By Mary Richardson, Staff Writer
You already know what he’s doing this weekend. You already know what he did last weekend. You also already know where he’s from and what he studied in his undergrad. You’ve cycled through these questions the past two months as well as exchanged a few unenthusiastic comments about having so much reading.
Yes, we’re talking about that one person you don’t really know but happen to run into a lot on campus. You two haven’t really shared enough experiences to be friends, but the awkward eye contact and wave mean you have some type of more-than-stranger, less-than-platonic relationship. However, now you’re at a point where you’ve got to take this acquaintanceship to the next level. You can’t look down at your phone every time you guys pass by each other, so here are some spicy conversation starters to jumpstart your clumsy chats:
Scour the Internet
Grab his number when you see each other at IBIC or the Commons or outside Snell or by the Pub or around the dorms. Because you see him everywhere, and you will continue to see him everywhere for the rest of the semester. But by having his number, you can Whatsapp each other funny memes, IG videos, and political articles, and this way you can drop references to what you two had been sending each other. And voila, an inside joke or a mutual disgust for the same politician is born.
Don’t worry, this will be very low maintenance communication as your online responses will mostly be variations of ‘hahaha’ or ‘Great article.’ It’ll also make you feel better that when you’re browsing the Internet looking for inspiration, you’re also forming a bond, not just procrastinating.
Mix Up Your Accessories
Wear something different and unique each day that both of you can comment on. That’s at least 30 seconds of conversation right there. Whip out those super bold earrings you got from another country which will seque perfectly into a story about how awesome and adventurous you are. Or if one day you wear a T-shirt with words on it, he can say it out loud, and then you two can laugh when you joke it’s good to know he can read. Do stay away from anything that says ‘Juicy’ because that’ll set everything back into awkward territory, and you’ve already made so much progress. It’s also very out of fashion.

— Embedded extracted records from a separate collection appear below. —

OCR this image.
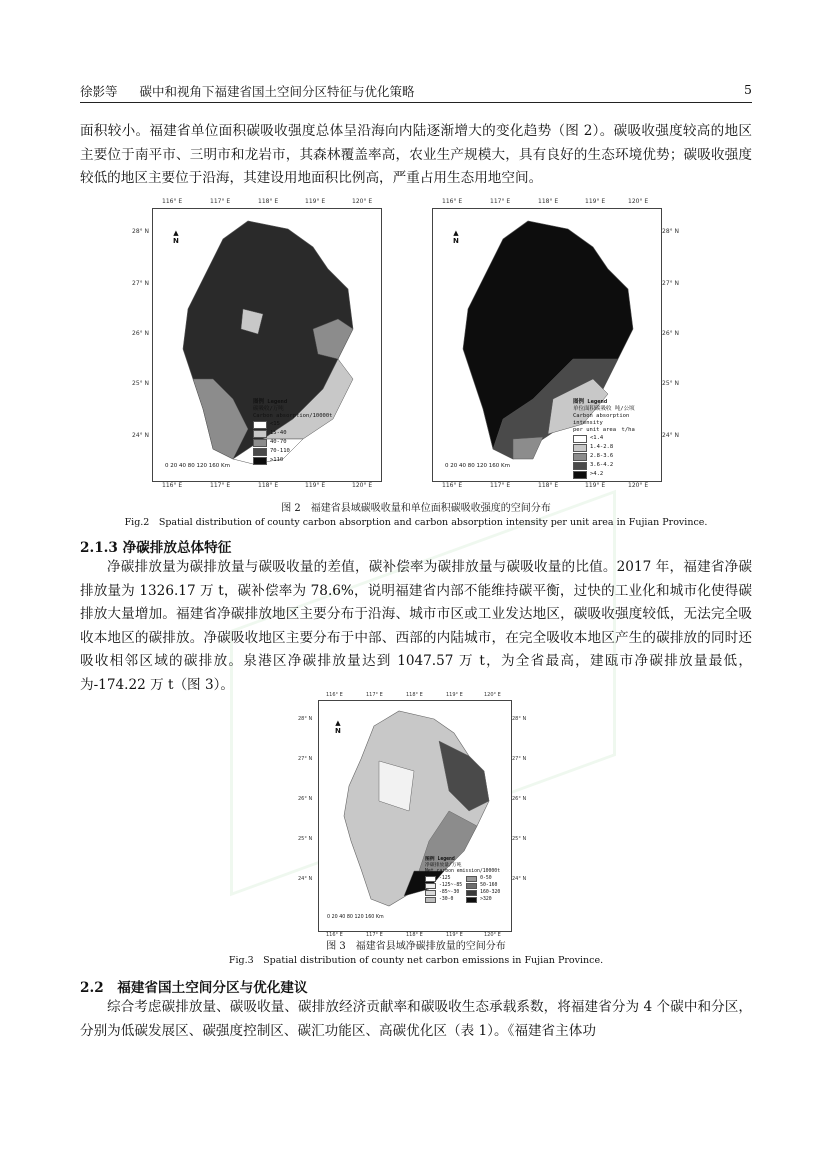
徐影等 碳中和视角下福建省国土空间分区特征与优化策略	5

面积较小。福建省单位面积碳吸收强度总体呈沿海向内陆逐渐增大的变化趋势（图 2）。碳吸收强度较高的地区主要位于南平市、三明市和龙岩市，其森林覆盖率高，农业生产规模大，具有良好的生态环境优势；碳吸收强度较低的地区主要位于沿海，其建设用地面积比例高，严重占用生态用地空间。

▲
N
图例 Legend
碳吸收/万吨
Carbon absorption/10000t
<15
15-40
40-70
70-110
>110
0 20 40 80 120 160 Km
116° E	117° E	118° E	119° E	120° E
116° E	117° E	118° E	119° E	120° E
28° N
27° N
26° N
25° N
24° N
▲
N
图例 Legend
单位面积碳吸收 吨/公顷
Carbon absorption intensity
per unit area　t/ha
<1.4
1.4-2.8
2.8-3.6
3.6-4.2
>4.2
0 20 40 80 120 160 Km
116° E	117° E	118° E	119° E	120° E
116° E	117° E	118° E	119° E	120° E
28° N
27° N
26° N
25° N
24° N
图 2　福建省县域碳吸收量和单位面积碳吸收强度的空间分布
Fig.2　Spatial distribution of county carbon absorption and carbon absorption intensity per unit area in Fujian Province.
2.1.3 净碳排放总体特征

净碳排放量为碳排放量与碳吸收量的差值，碳补偿率为碳排放量与碳吸收量的比值。2017 年，福建省净碳排放量为 1326.17 万 t，碳补偿率为 78.6%，说明福建省内部不能维持碳平衡，过快的工业化和城市化使得碳排放大量增加。福建省净碳排放地区主要分布于沿海、城市市区或工业发达地区，碳吸收强度较低，无法完全吸收本地区的碳排放。净碳吸收地区主要分布于中部、西部的内陆城市，在完全吸收本地区产生的碳排放的同时还吸收相邻区域的碳排放。泉港区净碳排放量达到 1047.57 万 t，为全省最高，建瓯市净碳排放量最低，为-174.22 万 t（图 3）。

▲
N
图例 Legend
净碳排放量/万吨
Net carbon emission/10000t
-125
-125~-85
-85~-30
-30-0
0-50
50-160
160-320
>320
0 20 40 80 120 160 Km
116° E	117° E	118° E	119° E	120° E
116° E	117° E	118° E	119° E	120° E
28° N
27° N
26° N
25° N
24° N
28° N
27° N
26° N
25° N
24° N
图 3　福建省县域净碳排放量的空间分布
Fig.3　Spatial distribution of county net carbon emissions in Fujian Province.
2.2　福建省国土空间分区与优化建议

综合考虑碳排放量、碳吸收量、碳排放经济贡献率和碳吸收生态承载系数，将福建省分为 4 个碳中和分区，分别为低碳发展区、碳强度控制区、碳汇功能区、高碳优化区（表 1）。《福建省主体功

Another idea is to put on an engagement ring — not because you’re recently engaged, but just to buy a little conversation time. Take a moment to see how long you can talk about the perfect matching of the string quartet with the wine country venue you lined up (that you didn’t actually line up). This tactic will take a bit more long-term commitment.
This one is pretty self-explanatory and can probably only be used once per person, and at the end of the semester. Which is fine because it’ll be finals, you’ll have forgotten what sleep is, your brain will be fried, and who knows, maybe you are dying.

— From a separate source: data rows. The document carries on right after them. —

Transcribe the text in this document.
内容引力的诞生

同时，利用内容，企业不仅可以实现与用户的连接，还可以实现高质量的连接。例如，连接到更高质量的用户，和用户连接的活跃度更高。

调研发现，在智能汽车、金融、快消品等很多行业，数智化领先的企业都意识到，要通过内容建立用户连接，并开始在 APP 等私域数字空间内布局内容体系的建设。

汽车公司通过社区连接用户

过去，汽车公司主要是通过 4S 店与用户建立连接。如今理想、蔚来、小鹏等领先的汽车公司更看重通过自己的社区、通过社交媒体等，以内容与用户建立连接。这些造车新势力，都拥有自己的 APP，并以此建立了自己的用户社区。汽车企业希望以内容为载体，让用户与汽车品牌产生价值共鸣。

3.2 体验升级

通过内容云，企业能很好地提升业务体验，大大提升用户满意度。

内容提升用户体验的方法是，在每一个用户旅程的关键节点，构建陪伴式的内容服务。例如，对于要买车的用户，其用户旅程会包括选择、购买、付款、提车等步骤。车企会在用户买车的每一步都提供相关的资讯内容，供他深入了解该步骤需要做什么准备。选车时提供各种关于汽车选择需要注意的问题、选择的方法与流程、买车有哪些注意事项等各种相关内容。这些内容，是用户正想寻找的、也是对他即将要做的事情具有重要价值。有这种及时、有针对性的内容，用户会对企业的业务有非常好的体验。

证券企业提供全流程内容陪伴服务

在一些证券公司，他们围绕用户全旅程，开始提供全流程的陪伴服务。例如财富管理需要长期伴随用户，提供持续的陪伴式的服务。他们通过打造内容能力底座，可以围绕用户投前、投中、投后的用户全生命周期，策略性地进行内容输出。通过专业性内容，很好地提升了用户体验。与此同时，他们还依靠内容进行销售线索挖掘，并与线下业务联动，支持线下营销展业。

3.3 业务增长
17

If the conversation comes to a screeching, grinding, painful halt, have the social grace to roll over and pretend to die. For foreshadowing, you can also start complaining about headaches weeks earlier in anticipation for your fake death in front of your acquaintance. If you don’t have class or plans after, really commit and show signs of rigor mortis because maybe it’ll take some time to receive medical attention. Once the ambulance picks you up and is an appropriate distance from campus, break role, let them know you’re okay, and go about your day wherever the paramedic drops you off. This will give you something to talk about later, too.
If this doesn’t help your brief on-campus encounters, fellow students, I don’t know what will. Good luck!